The workbench lurched, but a dirty hand flashed up to clamp the billets down tight.
"Remarkable. And what, pray tell, precipitated this ... exhibition?"
"A harlot, I believe, sah." Seeing the question on Will's face, the sergeant clarified, "As in he failed to pay for services rendered."
"Ah. I see."
"But the warrant of course enumerates countless positively livid crimes, so you understand the necessity of apprehending this villain as quickly as possible."
"Of course."
"Well, then." The sergeant looked to his companion, who squared his uniformed shoulders and stepped back. "You'll let us know if you see anything, won't you?"
The workbench trembled. Will pasted a smile on his face.
"Of course, Sergeant. Thank you for your concern."
"Good day, sah!"
With that, the Marines faced about and tramped noisily out the door. The thump of its closing puffed dust into the air, which drifted in a gentle haze amongst the beams of light. This rendered the golden, haloed affect that gathered about Jack's rising head more than a little ludicrous. A fact Will noted by a stern look and his arms crossed on his chest.
"I can explain!" blurted Jack, tatty sleeves billowing about his hands. "It was a misunderstanding, a simple miscalculation, a mere -."
"Jack, nothing with you is 'mere' or 'simple'."
"Yes, but there were mitigating circumstances! Will, I swear upon my -."
"I'd rather you didn't." Will sighed and took off his apron. "Whatever it is, you can't stay here."
"Well, I can hardly nip outside and go strolling off like the bloody parson's wife, now can I? Unless you genuinely wish to see me rotting corpse dangling from the gibbet."
Eyes beseeching, Jack drew himself up, hands clutched before his breast, for all the world as if he were going vaporish.
Will positively, absolutely would not fall for such blatant chicanery.
"Very well," he sighed. "Then you shall hide, and hide quietly, until it is dark and I close up the shop. Am I understood?"
"Perfectly," Jack purred, a broad display of ivory and gold beaming in the dim light, and he minced about to face the other way. "Now. I think I shall pass some time admiring these beauties over here."
"Jack."
"Hm?"
A distracted reply, for Jack's attention already focused with avaricious delight on a gleaming display of finished and nearly finished swords.
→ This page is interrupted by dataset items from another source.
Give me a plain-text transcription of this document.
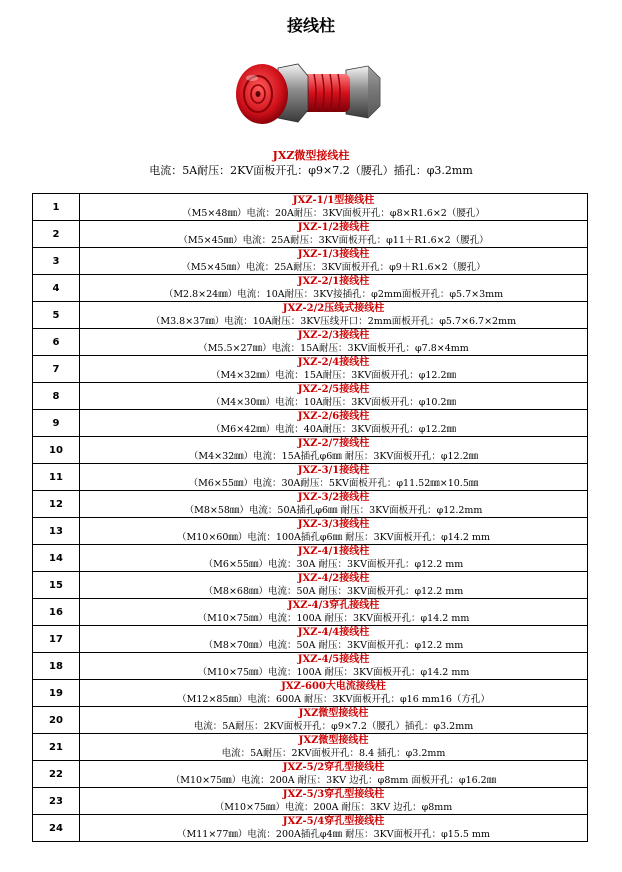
接线柱
JXZ微型接线柱
电流：5A耐压：2KV面板开孔：φ9×7.2（腰孔）插孔：φ3.2mm
1	JXZ-1/1型接线柱
（M5×48㎜）电流：20A耐压：3KV面板开孔：φ8×R1.6×2（腰孔）

2	JXZ-1/2接线柱
（M5×45㎜）电流：25A耐压：3KV面板开孔：φ11＋R1.6×2（腰孔）

3	JXZ-1/3接线柱
（M5×45㎜）电流：25A耐压：3KV面板开孔：φ9＋R1.6×2（腰孔）

4	JXZ-2/1接线柱
（M2.8×24㎜）电流：10A耐压：3KV接插孔：φ2mm面板开孔：φ5.7×3mm

5	JXZ-2/2压线式接线柱
（M3.8×37㎜）电流：10A耐压：3KV压线开口：2mm面板开孔：φ5.7×6.7×2mm

6	JXZ-2/3接线柱
（M5.5×27㎜）电流：15A耐压：3KV面板开孔：φ7.8×4mm

7	JXZ-2/4接线柱
（M4×32㎜）电流：15A耐压：3KV面板开孔：φ12.2㎜

8	JXZ-2/5接线柱
（M4×30㎜）电流：10A耐压：3KV面板开孔：φ10.2㎜

9	JXZ-2/6接线柱
（M6×42㎜）电流：40A耐压：3KV面板开孔：φ12.2㎜

10	JXZ-2/7接线柱
（M4×32㎜）电流：15A插孔φ6㎜ 耐压：3KV面板开孔：φ12.2㎜

11	JXZ-3/1接线柱
（M6×55㎜）电流：30A耐压：5KV面板开孔：φ11.52㎜×10.5㎜

12	JXZ-3/2接线柱
（M8×58㎜）电流：50A插孔φ6㎜ 耐压：3KV面板开孔：φ12.2mm

13	JXZ-3/3接线柱
（M10×60㎜）电流：100A插孔φ6㎜ 耐压：3KV面板开孔：φ14.2 mm

14	JXZ-4/1接线柱
（M6×55㎜）电流：30A 耐压：3KV面板开孔：φ12.2 mm

15	JXZ-4/2接线柱
（M8×68㎜）电流：50A 耐压：3KV面板开孔：φ12.2 mm

16	JXZ-4/3穿孔接线柱
（M10×75㎜）电流：100A 耐压：3KV面板开孔：φ14.2 mm

17	JXZ-4/4接线柱
（M8×70㎜）电流：50A 耐压：3KV面板开孔：φ12.2 mm

18	JXZ-4/5接线柱
（M10×75㎜）电流：100A 耐压：3KV面板开孔：φ14.2 mm

19	JXZ-600大电流接线柱
（M12×85㎜）电流：600A 耐压：3KV面板开孔：φ16 mm16（方孔）

20	JXZ微型接线柱
电流：5A耐压：2KV面板开孔：φ9×7.2（腰孔）插孔：φ3.2mm

21	JXZ微型接线柱
电流：5A耐压：2KV面板开孔：8.4 插孔：φ3.2mm

22	JXZ-5/2穿孔型接线柱
（M10×75㎜）电流：200A 耐压：3KV 边孔：φ8mm 面板开孔：φ16.2㎜

23	JXZ-5/3穿孔型接线柱
（M10×75㎜）电流：200A 耐压：3KV 边孔：φ8mm

24	JXZ-5/4穿孔型接线柱
（M11×77㎜）电流：200A插孔φ4㎜ 耐压：3KV面板开孔：φ15.5 mm
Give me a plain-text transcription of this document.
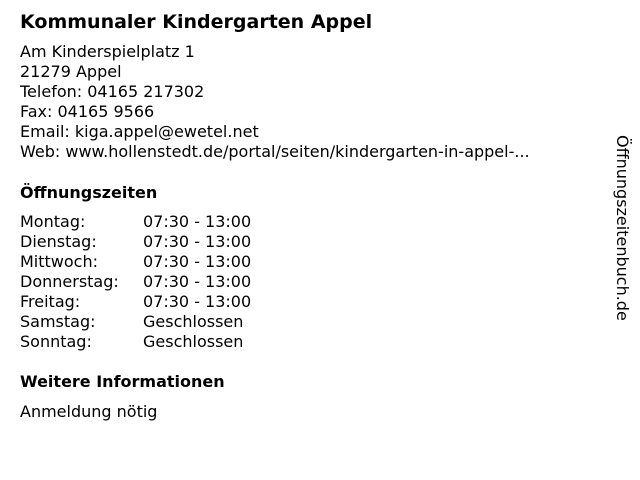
Kommunaler Kindergarten Appel
Am Kinderspielplatz 1
21279 Appel
Telefon: 04165 217302
Fax: 04165 9566
Email: kiga.appel@ewetel.net
Web: www.hollenstedt.de/portal/seiten/kindergarten-in-appel-...
Öffnungszeiten
Montag:	07:30 - 13:00
Dienstag:	07:30 - 13:00
Mittwoch:	07:30 - 13:00
Donnerstag:	07:30 - 13:00
Freitag:	07:30 - 13:00
Samstag:	Geschlossen
Sonntag:	Geschlossen
Weitere Informationen
Anmeldung nötig
Öffnungszeitenbuch.de
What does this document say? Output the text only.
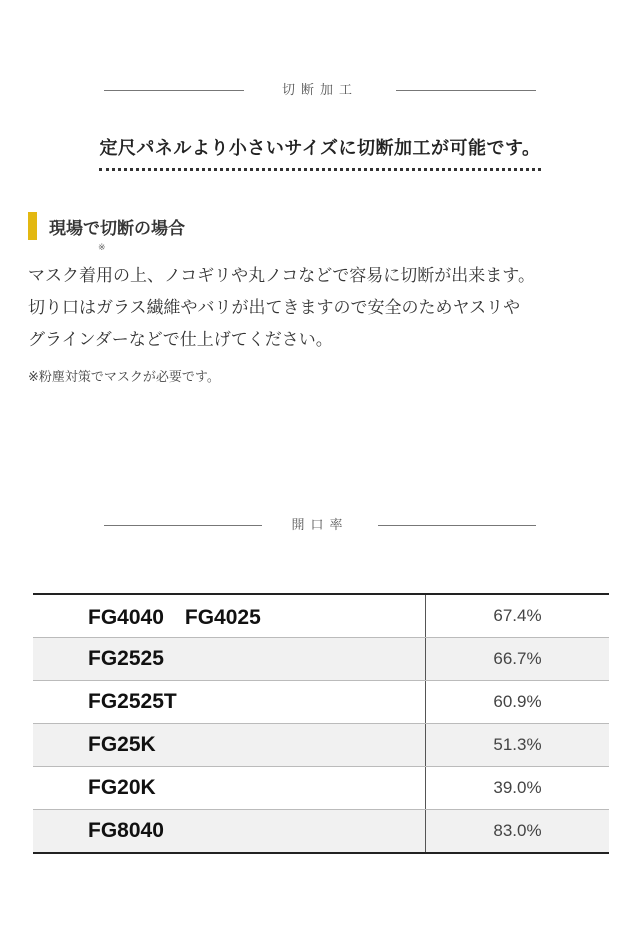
切断加工
定尺パネルより小さいサイズに切断加工が可能です。
現場で切断の場合
マスク着
※
用の上、ノコギリや丸ノコなどで容易に切断が出来ます。
切り口はガラス繊維やバリが出てきますので安全のためヤスリや
グラインダーなどで仕上げてください。
※粉塵対策でマスクが必要です。
開口率
FG4040　FG4025	67.4%
FG2525	66.7%
FG2525T	60.9%
FG25K	51.3%
FG20K	39.0%
FG8040	83.0%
"'Quietly' does not include playing with the merchandise."
"Mm, yes, of course."
A lost cause, of course, for polished steel passed lightly across tar-grimed fingers and Jack's smile deepened to border on the sublime. Will could only sigh, and turned to resume his work.
With the thump of the bellows and the clang of his hammer, he almost missed Jack's later remark.
"It was wholly warranted, you know."
Pausing, Will looked up. "What's that?"
"My escape from that ... female creature. Her reaction was completely overdone, I assure you."
Will frowned. "How so?"
Jack leaned from the hips, eyes wide beneath the bangles in his hair.
"The bloody trollop fell asleep. Before our business was concluded!"